The US telecommunications regulator said Wednesday it plans to fine AT&T $100 million after the company sharply slowed down data speeds to customers of its unlimited mobile data plans.
The Federal Communications Commission said the company misled millions of customers who subscribed to AT&T Mobility's unlimited data services.
The FCC alleged that AT&T "severely slowed down the data speeds for customers with unlimited data plans and that the company failed to adequately notify its customers that they could receive speeds slower than the normal network speeds AT&T advertised."
The company's tactics violated the 2010 Open Internet Transparency Rule by ratcheting down data transfer speeds to customers, the FCC said.

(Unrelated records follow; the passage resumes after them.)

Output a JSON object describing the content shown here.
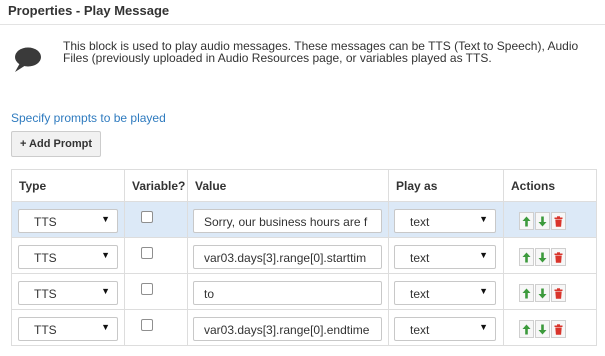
{
  "panel": {
    "title": "Properties - Play Message",
    "description": "This block is used to play audio messages. These messages can be TTS (Text to Speech), Audio Files (previously uploaded in Audio Resources page, or variables played as TTS."
  },
  "prompts": {
    "section_label": "Specify prompts to be played",
    "add_button": "+ Add Prompt",
    "columns": {
      "type": "Type",
      "variable": "Variable?",
      "value": "Value",
      "play_as": "Play as",
      "actions": "Actions"
    },
    "rows": [
      {
        "type": "TTS",
        "variable": false,
        "value": "Sorry, our business hours are f",
        "play_as": "text",
        "selected": true
      },
      {
        "type": "TTS",
        "variable": false,
        "value": "var03.days[3].range[0].starttim",
        "play_as": "text",
        "selected": false
      },
      {
        "type": "TTS",
        "variable": false,
        "value": "to",
        "play_as": "text",
        "selected": false
      },
      {
        "type": "TTS",
        "variable": false,
        "value": "var03.days[3].range[0].endtime",
        "play_as": "text",
        "selected": false
      }
    ]
  },
  "icons": {
    "info": "speech-bubble-icon",
    "move_up": "arrow-up-icon",
    "move_down": "arrow-down-icon",
    "delete": "trash-icon"
  },
  "colors": {
    "link": "#2f7bbf",
    "selected_row": "#dce9f7",
    "arrow_green": "#3c9a3c",
    "delete_red": "#d9342b"
  }
}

"Consumers deserve to get what they pay for," FCC Chairman Tom Wheeler said in a statement.
"The FCC will not stand idly by while consumers are deceived by misleading marketing materials and insufficient disclosure."
The announcement of the fine gives AT&T 30 days to contest it.
AT&T said it would fight the fine, saying it extensively warned customers in 2011 that some high-volume users would see their transfer speeds slowed.
It also argues that the FCC endorsed its speed management program several times.
“We will vigorously dispute the FCC's assertions. The FCC has specifically identified this practice as a legitimate and reasonable way to manage network resources for the benefit of all customers, and has known for years that all of the major carriers use it," the company said.
"We have been fully transparent with our customers, providing notice in multiple ways and going well beyond the FCC's disclosure requirements."